シンガポール2

前日に引き続きA*STAR (Agency for Science, Technology and Research)に行ってきた。ここはシンガポール政府(Ministry of Education?) が管轄するBiopolisと呼ばれる地域に設立された研究機関でその中に様々な研究所が含まれる。シンガポール経済のインフラを生命科学に求めることを戦略目標に定めて大きく投資を行っている。極めてモダンなデザインの建物が林立し、周辺にはおしゃれなレストランが集まる。これらは全て政府の出資。工業団地に民間施設を誘致し、民間活力を利用するという日本の方式とは正反対。この国は住宅も8割は国営の施設だ。豊かな資金を持つ政府が経済をリードしようとしている。

 このようにトップダウンの号令であっという間に立派な施設を作り、外国から多数の研究者を好条件で引っ張ってきて研究を行わせる。メリハリがきいているが性急で強引さを感じさせるところに多少の不安を感じる。国内でも批判はあるらしいが今はイケイケで突っ走っている。目に見える成果がでるまで政府がじっくり待つことができるか、その時間的猶予を与えるだけの政治的な安定性を維持できるかが鍵のようだ。

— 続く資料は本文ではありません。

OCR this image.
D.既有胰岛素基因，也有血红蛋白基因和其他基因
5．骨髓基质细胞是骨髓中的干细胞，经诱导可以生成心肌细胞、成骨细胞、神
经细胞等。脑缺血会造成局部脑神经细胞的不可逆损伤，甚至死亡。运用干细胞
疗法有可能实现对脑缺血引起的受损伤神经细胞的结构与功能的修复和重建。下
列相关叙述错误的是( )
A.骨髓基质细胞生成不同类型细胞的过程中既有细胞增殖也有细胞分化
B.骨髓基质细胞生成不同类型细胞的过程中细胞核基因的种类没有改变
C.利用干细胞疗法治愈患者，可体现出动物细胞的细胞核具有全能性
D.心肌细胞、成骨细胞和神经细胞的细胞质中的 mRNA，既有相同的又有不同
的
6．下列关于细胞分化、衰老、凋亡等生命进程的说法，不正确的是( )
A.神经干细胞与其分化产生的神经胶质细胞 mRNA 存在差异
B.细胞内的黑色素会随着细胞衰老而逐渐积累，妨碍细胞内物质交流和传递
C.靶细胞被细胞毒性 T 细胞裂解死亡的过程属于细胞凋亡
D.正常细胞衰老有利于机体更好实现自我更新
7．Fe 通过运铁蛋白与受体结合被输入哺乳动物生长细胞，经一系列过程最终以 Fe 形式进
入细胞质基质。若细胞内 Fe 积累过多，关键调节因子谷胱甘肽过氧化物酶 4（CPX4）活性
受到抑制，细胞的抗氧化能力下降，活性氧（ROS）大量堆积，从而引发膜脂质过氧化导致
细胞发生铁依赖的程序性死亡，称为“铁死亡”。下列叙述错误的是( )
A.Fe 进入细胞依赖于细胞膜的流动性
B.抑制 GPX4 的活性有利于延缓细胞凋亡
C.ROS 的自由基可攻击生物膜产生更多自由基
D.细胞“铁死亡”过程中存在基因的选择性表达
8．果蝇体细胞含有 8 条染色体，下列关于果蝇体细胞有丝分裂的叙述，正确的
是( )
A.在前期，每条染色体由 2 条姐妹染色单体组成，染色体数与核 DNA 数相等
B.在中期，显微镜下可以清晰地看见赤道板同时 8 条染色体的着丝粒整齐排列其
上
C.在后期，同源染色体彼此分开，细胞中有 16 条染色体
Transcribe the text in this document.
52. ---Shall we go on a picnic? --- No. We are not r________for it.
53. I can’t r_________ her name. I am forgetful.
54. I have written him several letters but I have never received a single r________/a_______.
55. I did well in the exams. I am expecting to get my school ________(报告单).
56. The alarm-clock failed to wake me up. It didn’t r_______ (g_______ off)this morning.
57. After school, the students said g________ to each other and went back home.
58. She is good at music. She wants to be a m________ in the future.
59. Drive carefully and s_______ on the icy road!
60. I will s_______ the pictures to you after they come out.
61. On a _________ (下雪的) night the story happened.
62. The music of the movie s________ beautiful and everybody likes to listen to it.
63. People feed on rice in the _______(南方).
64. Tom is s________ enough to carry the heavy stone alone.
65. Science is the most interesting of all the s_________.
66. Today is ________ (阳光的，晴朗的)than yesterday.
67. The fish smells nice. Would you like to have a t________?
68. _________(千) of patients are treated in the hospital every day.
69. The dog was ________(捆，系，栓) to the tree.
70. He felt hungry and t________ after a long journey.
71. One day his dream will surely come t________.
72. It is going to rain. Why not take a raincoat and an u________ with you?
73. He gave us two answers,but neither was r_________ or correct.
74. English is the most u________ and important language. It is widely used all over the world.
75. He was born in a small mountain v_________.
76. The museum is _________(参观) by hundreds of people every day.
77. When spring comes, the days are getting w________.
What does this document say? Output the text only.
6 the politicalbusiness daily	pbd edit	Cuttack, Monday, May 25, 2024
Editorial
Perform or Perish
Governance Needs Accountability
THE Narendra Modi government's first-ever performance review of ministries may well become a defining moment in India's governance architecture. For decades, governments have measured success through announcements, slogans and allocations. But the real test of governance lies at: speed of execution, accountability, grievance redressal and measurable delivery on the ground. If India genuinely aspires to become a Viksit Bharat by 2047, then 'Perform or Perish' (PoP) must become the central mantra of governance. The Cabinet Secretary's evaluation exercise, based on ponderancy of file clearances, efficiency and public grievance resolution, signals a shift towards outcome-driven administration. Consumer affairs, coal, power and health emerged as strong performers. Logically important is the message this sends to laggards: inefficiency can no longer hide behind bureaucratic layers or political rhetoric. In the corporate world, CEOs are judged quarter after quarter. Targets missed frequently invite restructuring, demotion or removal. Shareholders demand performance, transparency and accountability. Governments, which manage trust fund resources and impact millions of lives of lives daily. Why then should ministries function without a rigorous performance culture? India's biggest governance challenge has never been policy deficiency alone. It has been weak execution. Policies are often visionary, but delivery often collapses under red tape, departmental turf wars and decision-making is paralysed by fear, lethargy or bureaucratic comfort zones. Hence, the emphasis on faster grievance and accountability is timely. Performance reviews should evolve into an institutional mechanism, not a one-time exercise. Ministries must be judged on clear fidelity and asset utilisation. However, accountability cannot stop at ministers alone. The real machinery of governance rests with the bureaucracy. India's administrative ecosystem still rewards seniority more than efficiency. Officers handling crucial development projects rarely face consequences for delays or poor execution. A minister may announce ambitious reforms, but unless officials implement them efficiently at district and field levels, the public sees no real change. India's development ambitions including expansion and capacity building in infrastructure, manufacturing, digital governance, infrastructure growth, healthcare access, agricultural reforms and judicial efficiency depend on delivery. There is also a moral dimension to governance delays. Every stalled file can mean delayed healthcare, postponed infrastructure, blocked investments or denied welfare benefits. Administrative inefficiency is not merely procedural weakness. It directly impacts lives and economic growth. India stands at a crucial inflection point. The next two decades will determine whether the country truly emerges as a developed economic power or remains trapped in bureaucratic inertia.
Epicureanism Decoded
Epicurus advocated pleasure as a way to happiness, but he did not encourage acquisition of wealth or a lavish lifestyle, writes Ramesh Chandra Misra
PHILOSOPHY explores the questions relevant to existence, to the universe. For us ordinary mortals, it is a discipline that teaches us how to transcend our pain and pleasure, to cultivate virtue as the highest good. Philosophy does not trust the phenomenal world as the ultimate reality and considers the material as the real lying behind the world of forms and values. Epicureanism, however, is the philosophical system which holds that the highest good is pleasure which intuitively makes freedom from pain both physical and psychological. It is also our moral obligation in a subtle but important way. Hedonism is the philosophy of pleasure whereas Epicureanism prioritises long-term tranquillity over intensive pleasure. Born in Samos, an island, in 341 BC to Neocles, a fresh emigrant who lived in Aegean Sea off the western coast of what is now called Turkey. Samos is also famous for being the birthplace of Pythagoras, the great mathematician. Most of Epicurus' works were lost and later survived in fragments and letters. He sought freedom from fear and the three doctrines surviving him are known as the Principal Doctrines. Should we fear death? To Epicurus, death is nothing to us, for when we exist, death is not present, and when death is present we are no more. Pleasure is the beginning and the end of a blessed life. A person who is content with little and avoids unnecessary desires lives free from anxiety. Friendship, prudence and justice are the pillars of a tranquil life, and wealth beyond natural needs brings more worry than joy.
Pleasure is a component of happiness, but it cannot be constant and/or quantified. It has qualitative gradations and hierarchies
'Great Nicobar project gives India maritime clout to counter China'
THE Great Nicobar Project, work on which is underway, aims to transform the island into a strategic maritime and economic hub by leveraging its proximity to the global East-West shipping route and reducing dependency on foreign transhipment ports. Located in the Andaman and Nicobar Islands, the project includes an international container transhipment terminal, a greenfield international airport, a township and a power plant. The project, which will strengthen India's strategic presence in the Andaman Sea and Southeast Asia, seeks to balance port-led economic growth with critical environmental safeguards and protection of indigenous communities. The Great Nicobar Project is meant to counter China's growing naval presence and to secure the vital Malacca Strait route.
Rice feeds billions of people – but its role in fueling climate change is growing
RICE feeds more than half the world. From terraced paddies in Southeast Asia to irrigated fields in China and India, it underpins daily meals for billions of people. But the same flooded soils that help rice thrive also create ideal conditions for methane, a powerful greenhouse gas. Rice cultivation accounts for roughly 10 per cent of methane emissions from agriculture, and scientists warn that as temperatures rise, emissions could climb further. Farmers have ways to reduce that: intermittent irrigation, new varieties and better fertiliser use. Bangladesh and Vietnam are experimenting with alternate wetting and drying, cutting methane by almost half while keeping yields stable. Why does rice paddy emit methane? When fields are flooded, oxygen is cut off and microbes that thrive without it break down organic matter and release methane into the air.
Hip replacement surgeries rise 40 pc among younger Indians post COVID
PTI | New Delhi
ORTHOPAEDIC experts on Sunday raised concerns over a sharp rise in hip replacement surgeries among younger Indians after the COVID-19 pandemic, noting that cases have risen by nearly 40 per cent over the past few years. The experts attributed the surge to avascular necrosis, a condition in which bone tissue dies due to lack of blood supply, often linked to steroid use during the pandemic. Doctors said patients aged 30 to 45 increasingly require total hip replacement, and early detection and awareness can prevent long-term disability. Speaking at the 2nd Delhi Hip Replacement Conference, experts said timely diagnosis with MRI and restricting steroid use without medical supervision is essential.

 外国から優れた指導者を招いて科学の基盤を築く。これは明治時代に日本が歩んできた道と重なる。日本に招かれた多くの雇われ外国人たちは教育、技術の面で多くの功績を残した。シンガポールの外国人たちがこの国の100年後に果実をもたらすとしたら彼らに単なる知的労働者としての成果を求めるだけではなくこの国自身の人材と文化を育てる助けを求められるかにかかっているだろう。

 Biopolisの建物の立派さでびっくり。圧倒的です。シンガポール大学のキャンパスにあってアカデミックな雰囲気があふれるTLLとは対照的。移民の島であるこの国がバイオサイエンスの国際的なハブとして発展するには大胆な投資で研究を活性以下する一方でアカデミズムを重視してこの国で得られた成果と人材が熟成し定着することが必要だろう。私には国民的ルーツが希薄(強いて言えば中国か)に見えるこの国にどのような形で科学のルーツが根付くのかを注視すべきだろう。